The kuttl tests a user might write can vary widely in functionality and in particular require special Kubernetes RBAC privileges outside of what the default service account for a namespace might have. It is therefore very likely you will be required to run scorecard in a custom service account that holds the required RBAC permissions, like config/rbac/service_account.yaml in Go operator projects. You can specify a custom service account in scorecard as follows:

$ operator-sdk scorecard <bundle_dir_or_image> --service-account=my-project-controller-manager

Also, you can specify a non-default namespace that scorecard will run in:

$ operator-sdk scorecard <bundle_dir_or_image> --namespace=my-project-system

If you do not specify either of these flags, the default namespace and service account will be used by the scorecard to run test pods.

It is worth noting that scorecard-test-kuttl specifies a namespace to the kubectl-kuttl command which causes kuttl to not create a namespace for each test.

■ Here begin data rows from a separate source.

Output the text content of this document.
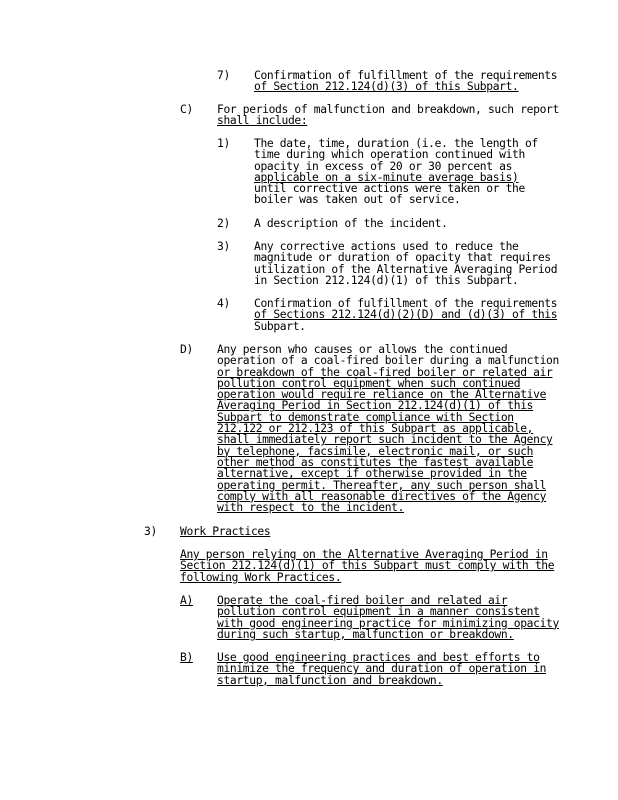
7) Confirmation of fulfillment of the requirements
of Section 212.124(d)(3) of this Subpart.
C) For periods of malfunction and breakdown, such report
shall include:
1) The date, time, duration (i.e. the length of
time during which operation continued with
opacity in excess of 20 or 30 percent as
applicable on a six-minute average basis)
until corrective actions were taken or the
boiler was taken out of service.
2) A description of the incident.
3) Any corrective actions used to reduce the
magnitude or duration of opacity that requires
utilization of the Alternative Averaging Period
in Section 212.124(d)(1) of this Subpart.
4) Confirmation of fulfillment of the requirements
of Sections 212.124(d)(2)(D) and (d)(3) of this
Subpart.
D) Any person who causes or allows the continued
operation of a coal-fired boiler during a malfunction
or breakdown of the coal-fired boiler or related air
pollution control equipment when such continued
operation would require reliance on the Alternative
Averaging Period in Section 212.124(d)(1) of this
Subpart to demonstrate compliance with Section
212.122 or 212.123 of this Subpart as applicable,
shall immediately report such incident to the Agency
by telephone, facsimile, electronic mail, or such
other method as constitutes the fastest available
alternative, except if otherwise provided in the
operating permit. Thereafter, any such person shall
comply with all reasonable directives of the Agency
with respect to the incident.
3) Work Practices
Any person relying on the Alternative Averaging Period in
Section 212.124(d)(1) of this Subpart must comply with the
following Work Practices.
A) Operate the coal-fired boiler and related air
pollution control equipment in a manner consistent
with good engineering practice for minimizing opacity
during such startup, malfunction or breakdown.
B) Use good engineering practices and best efforts to
minimize the frequency and duration of operation in
startup, malfunction and breakdown.
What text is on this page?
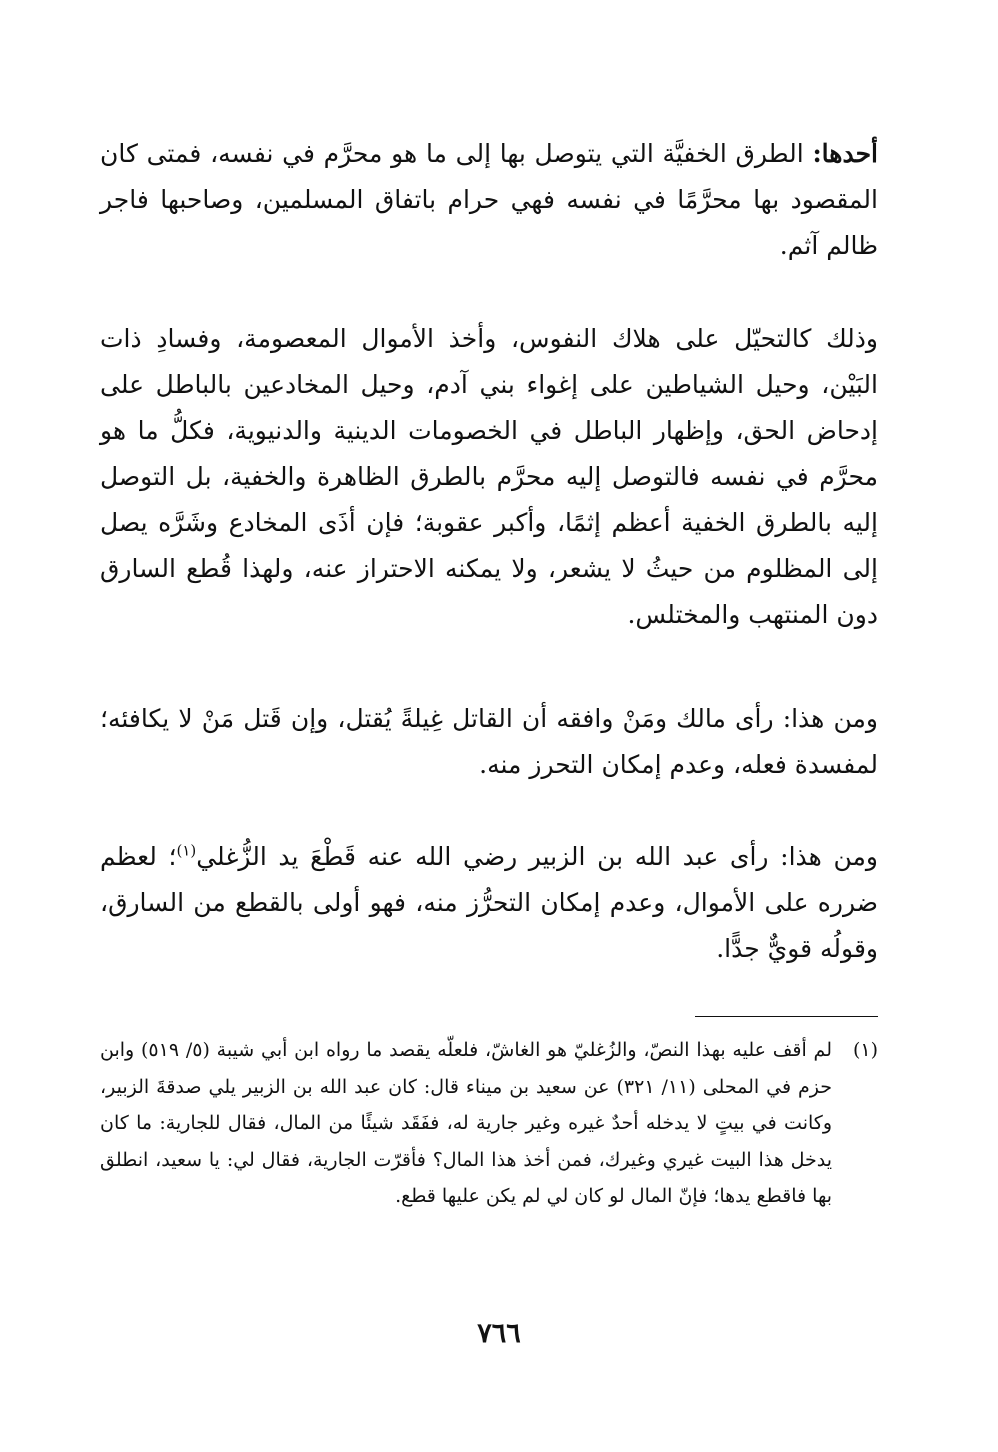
أحدها: الطرق الخفيَّة التي يتوصل بها إلى ما هو محرَّم في نفسه، فمتى كان المقصود بها محرَّمًا في نفسه فهي حرام باتفاق المسلمين، وصاحبها فاجر ظالم آثم.

وذلك كالتحيّل على هلاك النفوس، وأخذ الأموال المعصومة، وفسادِ ذات البَيْن، وحيل الشياطين على إغواء بني آدم، وحيل المخادعين بالباطل على إدحاض الحق، وإظهار الباطل في الخصومات الدينية والدنيوية، فكلُّ ما هو محرَّم في نفسه فالتوصل إليه محرَّم بالطرق الظاهرة والخفية، بل التوصل إليه بالطرق الخفية أعظم إثمًا، وأكبر عقوبة؛ فإن أذَى المخادع وشَرَّه يصل إلى المظلوم من حيثُ لا يشعر، ولا يمكنه الاحتراز عنه، ولهذا قُطع السارق دون المنتهب والمختلس.

ومن هذا: رأى مالك ومَنْ وافقه أن القاتل غِيلةً يُقتل، وإن قَتل مَنْ لا يكافئه؛ لمفسدة فعله، وعدم إمكان التحرز منه.

ومن هذا: رأى عبد الله بن الزبير رضي الله عنه قَطْعَ يد الزُّغلي$^{(١)}$؛ لعظم ضرره على الأموال، وعدم إمكان التحرُّز منه، فهو أولى بالقطع من السارق، وقولُه قويٌّ جدًّا.

(١)
لم أقف عليه بهذا النصّ، والزُغليّ هو الغاشّ، فلعلّه يقصد ما رواه ابن أبي شيبة (٥/ ٥١٩) وابن حزم في المحلى (١١/ ٣٢١) عن سعيد بن ميناء قال: كان عبد الله بن الزبير يلي صدقةَ الزبير، وكانت في بيتٍ لا يدخله أحدٌ غيره وغير جارية له، ففَقَد شيئًا من المال، فقال للجارية: ما كان يدخل هذا البيت غيري وغيرك، فمن أخذ هذا المال؟ فأقرّت الجارية، فقال لي: يا سعيد، انطلق بها فاقطع يدها؛ فإنّ المال لو كان لي لم يكن عليها قطع.
٧٦٦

This might impact your kuttl tests in that you might need to perform resource cleanup in your tests instead of depending upon namespace deletion to perform that cleanup.

Also of note is that in our example kuttl configuration file, we add the suppressLog: events setting which means that kuttl will not log kubernetes events and thereby means you do not have to provide RBAC access for reading kubernetes events to the service account used to run kuttl tests.